Loire : Accusé de multiples agressions sexuelles, un homme retrouvé mort la gorge tranchée en prison

Illustration. (PhotoPQR/L'Est Républicain/Maxppp)

Un homme âgé de 27 ans a été retrouvé mort dans sa cellule du centre pénitentiaire de La Talaudière (Loire) ce jeudi soir, la gorge tranchée. Il avait été placé en détention provisoire la veille, soupçonné d’une dizaine d’agressions sexuelles visant des femmes et de tentatives de viol, entre 2016 et 2021.

En début de soirée jeudi, un homme a alerté les surveillants pénitentiaires de la prison de La Talaudière après avoir découvert son codétenu gisant dans son lit, ensanglanté. Ni les sapeurs-pompiers, ni les médecins du SAMU n’ont réussi à réanimer cet homme âgé de 27 ans, qui avait la gorge tranchée. Il est décédé et c’est la piste du suicide qui est privilégiée.

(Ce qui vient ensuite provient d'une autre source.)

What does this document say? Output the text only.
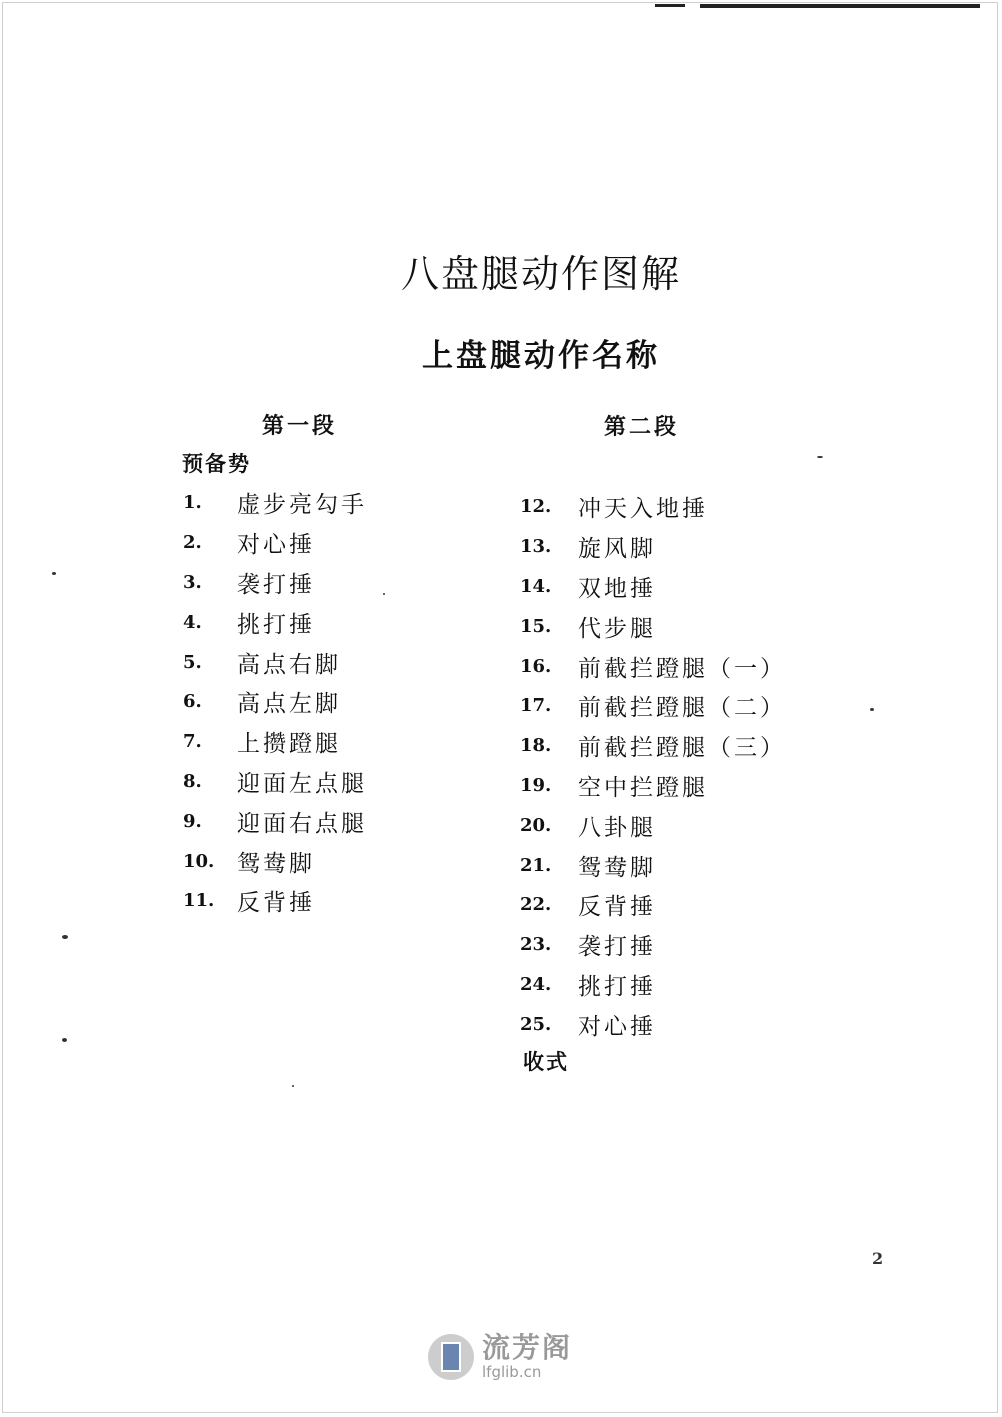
八盘腿动作图解
上盘腿动作名称
第一段	第二段
预备势
1.	虚步亮勾手
2.	对心捶
3.	袭打捶
4.	挑打捶
5.	高点右脚
6.	高点左脚
7.	上攒蹬腿
8.	迎面左点腿
9.	迎面右点腿
10. 鸳鸯脚
11. 反背捶
12.	冲天入地捶
13.	旋风脚
14.	双地捶
15.	代步腿
16.	前截拦蹬腿（一）
17.	前截拦蹬腿（二）
18.	前截拦蹬腿（三）
19.	空中拦蹬腿
20.	八卦腿
21.	鸳鸯脚
22.	反背捶
23.	袭打捶
24.	挑打捶
25.	对心捶
收式
2
流芳阁
lfglib.cn
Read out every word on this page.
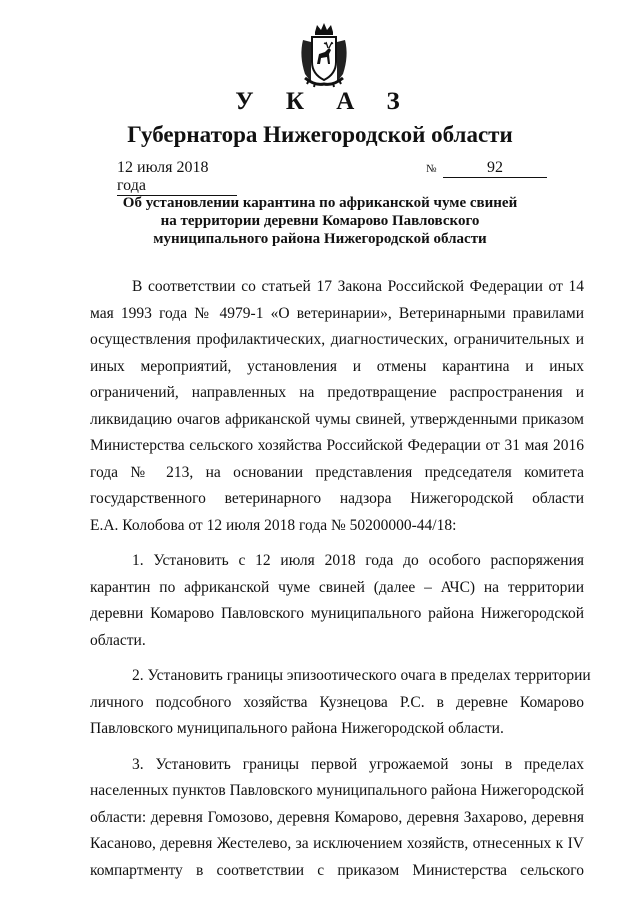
У К А З
Губернатора Нижегородской области
12 июля 2018 года
№	92
Об установлении карантина по африканской чуме свиней
на территории деревни Комарово Павловского
муниципального района Нижегородской области
В соответствии со статьей 17 Закона Российской Федерации от 14
мая 1993 года № 4979-1 «О ветеринарии», Ветеринарными правилами
осуществления профилактических, диагностических, ограничительных и
иных мероприятий, установления и отмены карантина и иных
ограничений, направленных на предотвращение распространения и
ликвидацию очагов африканской чумы свиней, утвержденными приказом
Министерства сельского хозяйства Российской Федерации от 31 мая 2016
года № 213, на основании представления председателя комитета
государственного ветеринарного надзора Нижегородской области
Е.А. Колобова от 12 июля 2018 года № 50200000-44/18:
1. Установить с 12 июля 2018 года до особого распоряжения
карантин по африканской чуме свиней (далее – АЧС) на территории
деревни Комарово Павловского муниципального района Нижегородской
области.
2. Установить границы эпизоотического очага в пределах территории
личного подсобного хозяйства Кузнецова Р.С. в деревне Комарово
Павловского муниципального района Нижегородской области.
3. Установить границы первой угрожаемой зоны в пределах
населенных пунктов Павловского муниципального района Нижегородской
области: деревня Гомозово, деревня Комарово, деревня Захарово, деревня
Касаново, деревня Жестелево, за исключением хозяйств, отнесенных к IV
компартменту в соответствии с приказом Министерства сельского
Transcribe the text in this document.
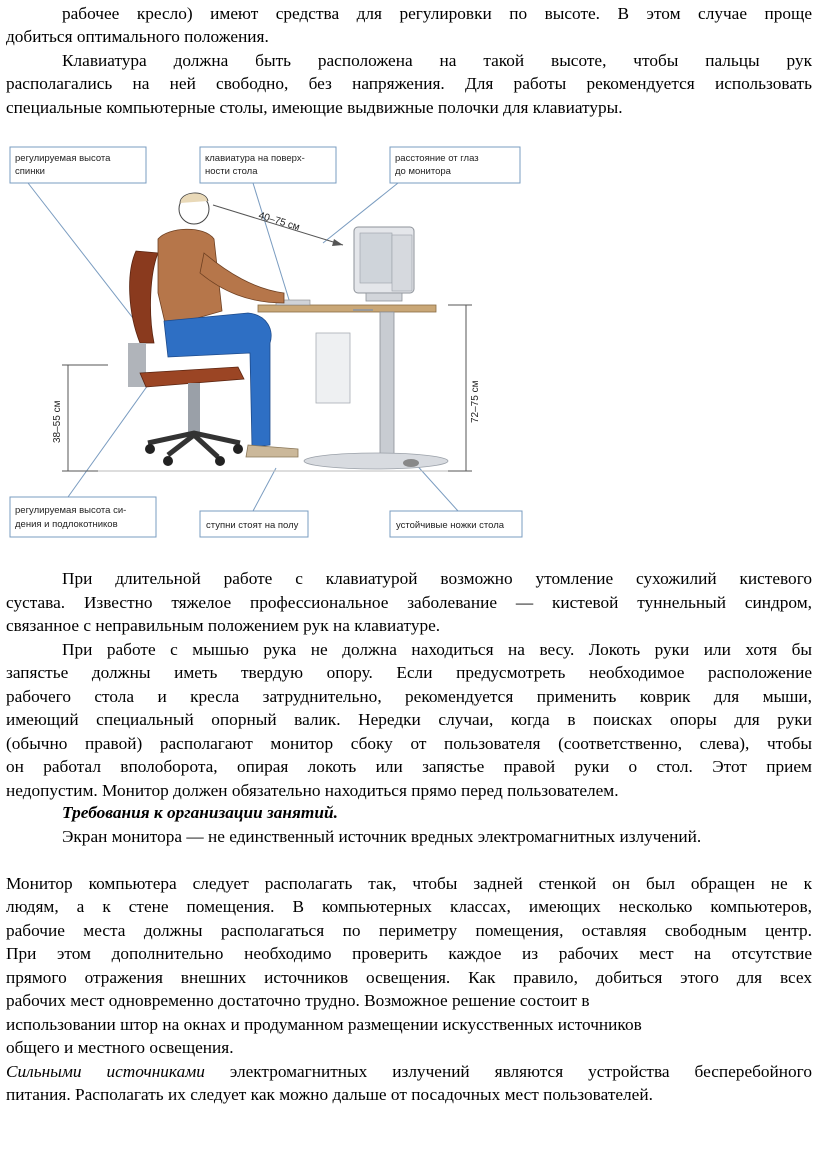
рабочее кресло) имеют средства для регулировки по высоте. В этом случае проще

добиться оптимального положения.

Клавиатура должна быть расположена на такой высоте, чтобы пальцы рук

располагались на ней свободно, без напряжения. Для работы рекомендуется использовать

специальные компьютерные столы, имеющие выдвижные полочки для клавиатуры.

регулируемая высота
спинки
клавиатура на поверх-
ности стола
расстояние от глаз
до монитора
регулируемая высота си-
дения и подлокотников	ступни стоят на полу	устойчивые ножки стола
38–55 см	72–75 см
40–75 см

При длительной работе с клавиатурой возможно утомление сухожилий кистевого

сустава. Известно тяжелое профессиональное заболевание — кистевой туннельный синдром,

связанное с неправильным положением рук на клавиатуре.

При работе с мышью рука не должна находиться на весу. Локоть руки или хотя бы

запястье должны иметь твердую опору. Если предусмотреть необходимое расположение

рабочего стола и кресла затруднительно, рекомендуется применить коврик для мыши,

имеющий специальный опорный валик. Нередки случаи, когда в поисках опоры для руки

(обычно правой) располагают монитор сбоку от пользователя (соответственно, слева), чтобы

он работал вполоборота, опирая локоть или запястье правой руки о стол. Этот прием

недопустим. Монитор должен обязательно находиться прямо перед пользователем.

Требования к организации занятий.

Экран монитора — не единственный источник вредных электромагнитных излучений.

Монитор компьютера следует располагать так, чтобы задней стенкой он был обращен не к

людям, а к стене помещения. В компьютерных классах, имеющих несколько компьютеров,

рабочие места должны располагаться по периметру помещения, оставляя свободным центр.

При этом дополнительно необходимо проверить каждое из рабочих мест на отсутствие

прямого отражения внешних источников освещения. Как правило, добиться этого для всех

рабочих мест одновременно достаточно трудно. Возможное решение состоит в

использовании штор на окнах и продуманном размещении искусственных источников

общего и местного освещения.

Сильными источниками электромагнитных излучений являются устройства бесперебойного

питания. Располагать их следует как можно дальше от посадочных мест пользователей.
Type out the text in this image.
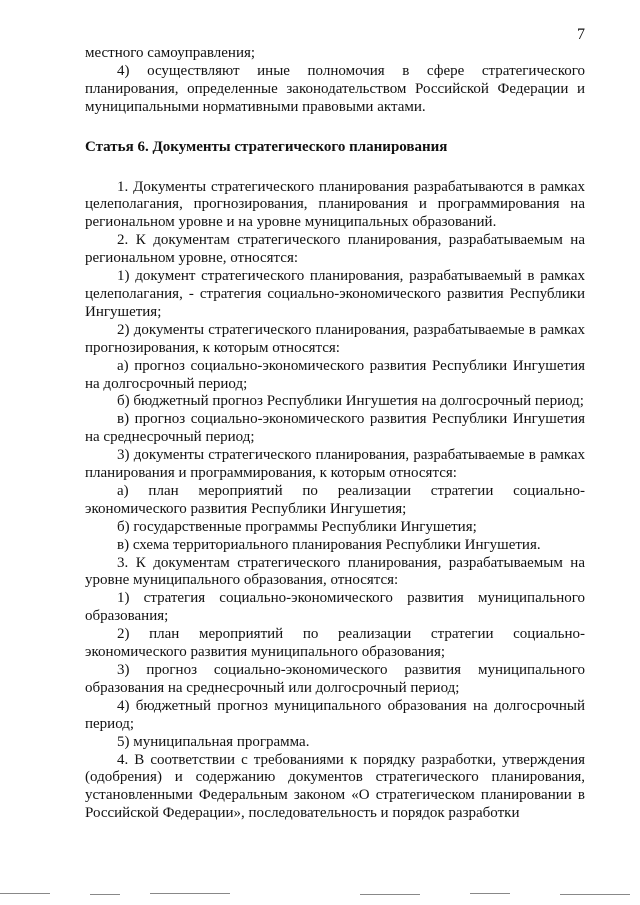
7

местного самоуправления;

4) осуществляют иные полномочия в сфере стратегического планирования, определенные законодательством Российской Федерации и муниципальными нормативными правовыми актами.

Статья 6. Документы стратегического планирования

1. Документы стратегического планирования разрабатываются в рамках целеполагания, прогнозирования, планирования и программирования на региональном уровне и на уровне муниципальных образований.

2. К документам стратегического планирования, разрабатываемым на региональном уровне, относятся:

1) документ стратегического планирования, разрабатываемый в рамках целеполагания, - стратегия социально-экономического развития Республики Ингушетия;

2) документы стратегического планирования, разрабатываемые в рамках прогнозирования, к которым относятся:

а) прогноз социально-экономического развития Республики Ингушетия на долгосрочный период;

б) бюджетный прогноз Республики Ингушетия на долгосрочный период;

в) прогноз социально-экономического развития Республики Ингушетия на среднесрочный период;

3) документы стратегического планирования, разрабатываемые в рамках планирования и программирования, к которым относятся:

а) план мероприятий по реализации стратегии социально-экономического развития Республики Ингушетия;

б) государственные программы Республики Ингушетия;

в) схема территориального планирования Республики Ингушетия.

3. К документам стратегического планирования, разрабатываемым на уровне муниципального образования, относятся:

1) стратегия социально-экономического развития муниципального образования;

2) план мероприятий по реализации стратегии социально-экономического развития муниципального образования;

3) прогноз социально-экономического развития муниципального образования на среднесрочный или долгосрочный период;

4) бюджетный прогноз муниципального образования на долгосрочный период;

5) муниципальная программа.

4. В соответствии с требованиями к порядку разработки, утверждения (одобрения) и содержанию документов стратегического планирования, установленными Федеральным законом «О стратегическом планировании в Российской Федерации», последовательность и порядок разработки
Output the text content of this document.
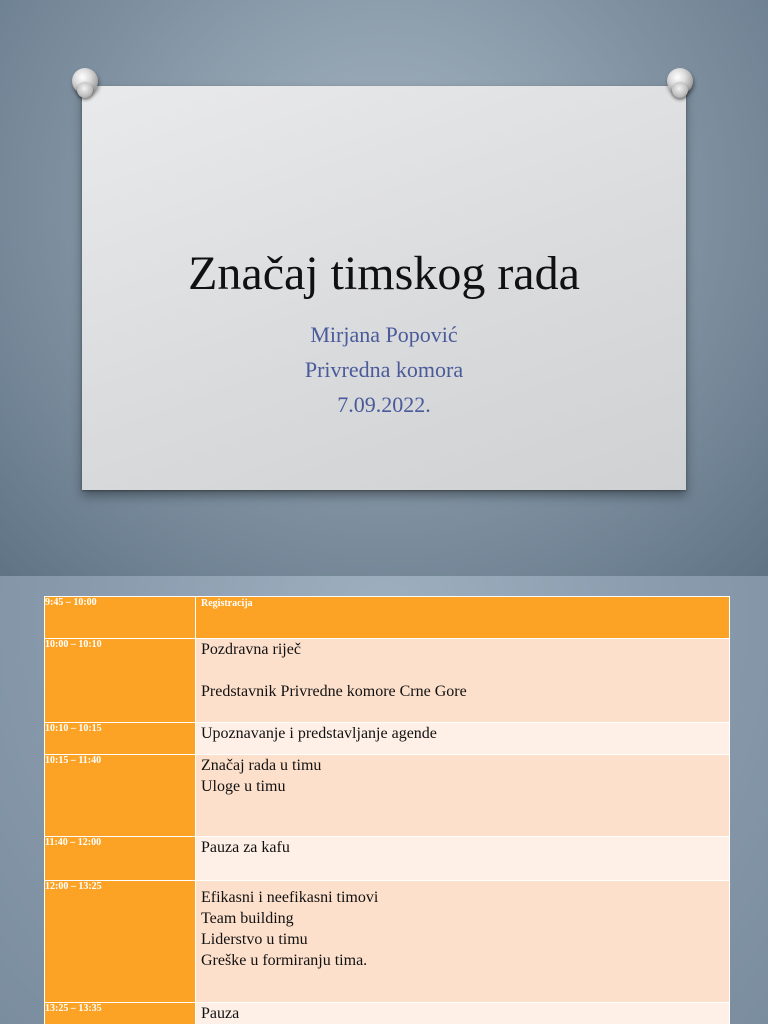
Značaj timskog rada
Mirjana Popović
Privredna komora
7.09.2022.
9:45 – 10:00	Registracija

10:00 – 10:10	Pozdravna riječ
Predstavnik Privredne komore Crne Gore

10:10 – 10:15	Upoznavanje i predstavljanje agende

10:15 – 11:40	Značaj rada u timu
Uloge u timu

11:40 – 12:00	Pauza za kafu

12:00 – 13:25	Efikasni i neefikasni timovi
Team building
Liderstvo u timu
Greške u formiranju tima.

13:25 – 13:35	Pauza
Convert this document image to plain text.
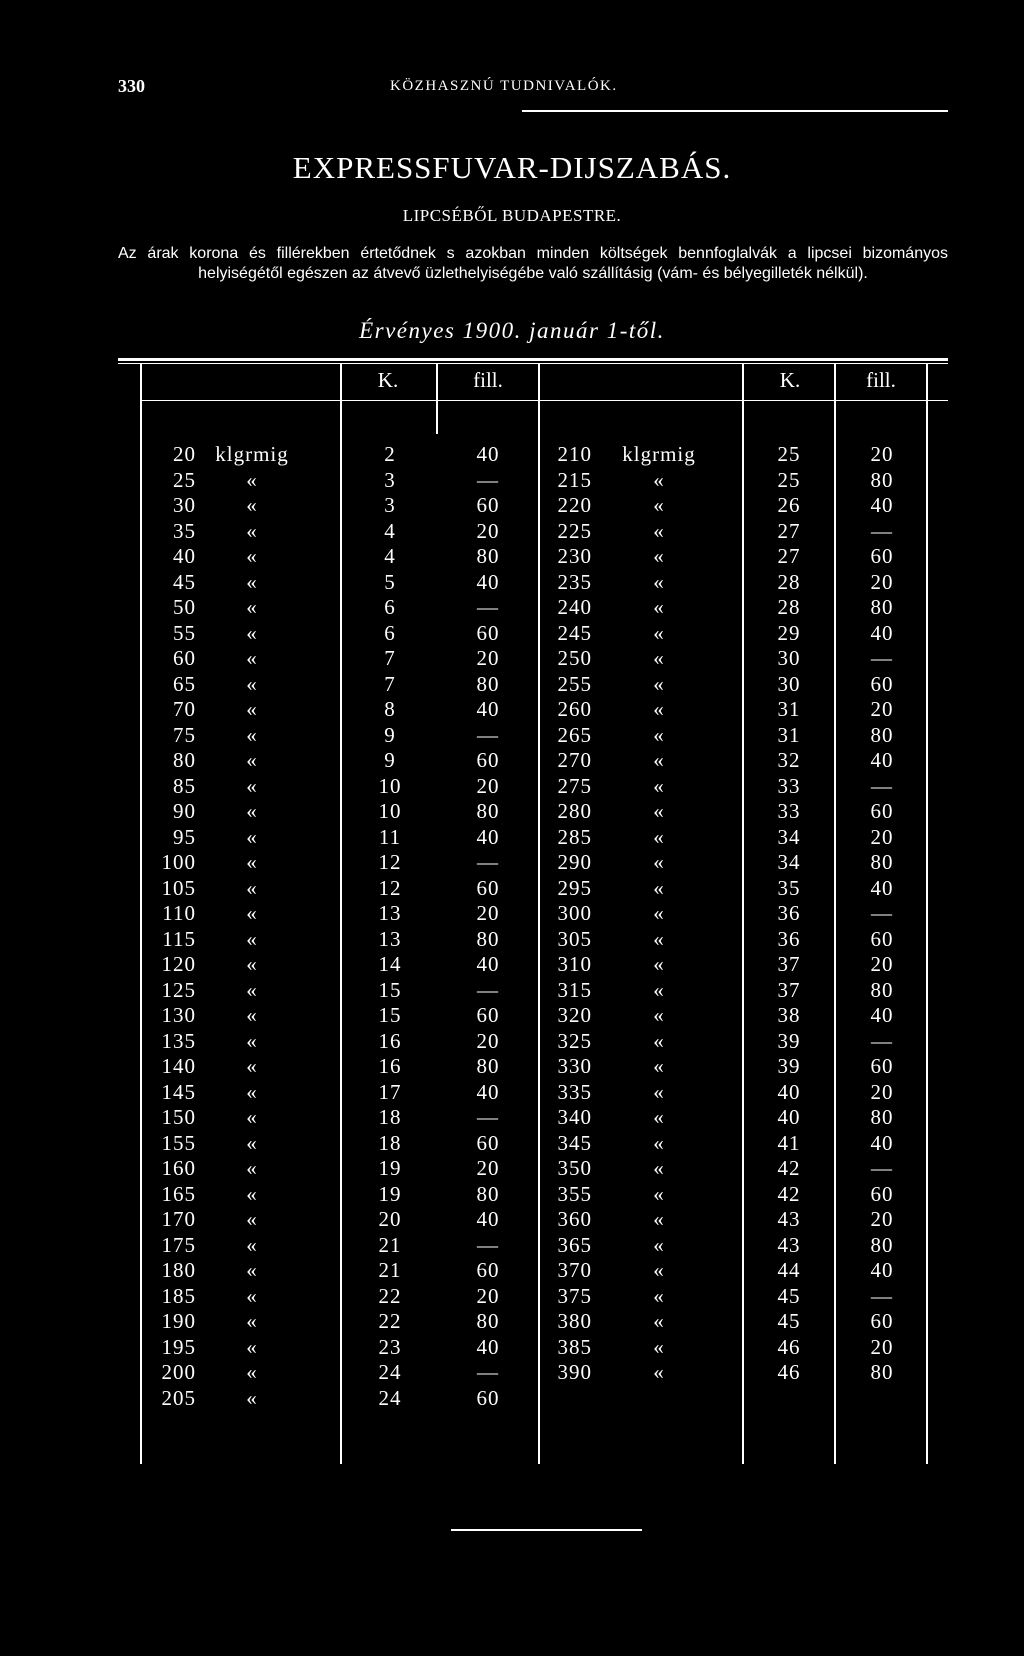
330	KÖZHASZNÚ TUDNIVALÓK.
EXPRESSFUVAR-DIJSZABÁS.
LIPCSÉBŐL BUDAPESTRE.

Az árak korona és fillérekben értetődnek s azokban minden költségek bennfoglalvák a lipcsei bizományos helyiségétől egészen az átvevő üzlethelyiségébe való szállításig (vám- és bélyegilleték nélkül).

Érvényes 1900. január 1-től.
K.	fill.	K.	fill.
20 klgrmig	2	40	210	klgrmig	25	20
25	«	3	—	215	«	25	80
30	«	3	60	220	«	26	40
35	«	4	20	225	«	27	—
40	«	4	80	230	«	27	60
45	«	5	40	235	«	28	20
50	«	6	—	240	«	28	80
55	«	6	60	245	«	29	40
60	«	7	20	250	«	30	—
65	«	7	80	255	«	30	60
70	«	8	40	260	«	31	20
75	«	9	—	265	«	31	80
80	«	9	60	270	«	32	40
85	«	10	20	275	«	33	—
90	«	10	80	280	«	33	60
95	«	11	40	285	«	34	20
100	«	12	—	290	«	34	80
105	«	12	60	295	«	35	40
110	«	13	20	300	«	36	—
115	«	13	80	305	«	36	60
120	«	14	40	310	«	37	20
125	«	15	—	315	«	37	80
130	«	15	60	320	«	38	40
135	«	16	20	325	«	39	—
140	«	16	80	330	«	39	60
145	«	17	40	335	«	40	20
150	«	18	—	340	«	40	80
155	«	18	60	345	«	41	40
160	«	19	20	350	«	42	—
165	«	19	80	355	«	42	60
170	«	20	40	360	«	43	20
175	«	21	—	365	«	43	80
180	«	21	60	370	«	44	40
185	«	22	20	375	«	45	—
190	«	22	80	380	«	45	60
195	«	23	40	385	«	46	20
200	«	24	—	390	«	46	80
205	«	24	60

Le défunt avait été incarcéré la veille après avoir été mis en examen. Âgé de 27 ans, il était soupçonné au total d’une dizaine d’agressions sexuelles, depuis mars 2016, dont au moins une tentative de viol en 2017, commises dans le Puy-de-Dôme. Cinq dossiers concernant le même type de faits n’avaient pas encore été joints à son dossier.

Des victimes « de 15 ans à 50 ans »

Les victimes identifiées sont « des femmes de 15 ans à 50 ans, agressées alors qu’elles se trouvaient seules dans des lieux publics, tôt le matin ou tard le soir », avait détaillé le procureur de la République de Saint-Étienne, David Charmatz, cité par Le Figaro. La majorité des agressions se sont déroulées à Fraisses, ainsi qu’à Firminy et Unieux, des communes du département de la Loire.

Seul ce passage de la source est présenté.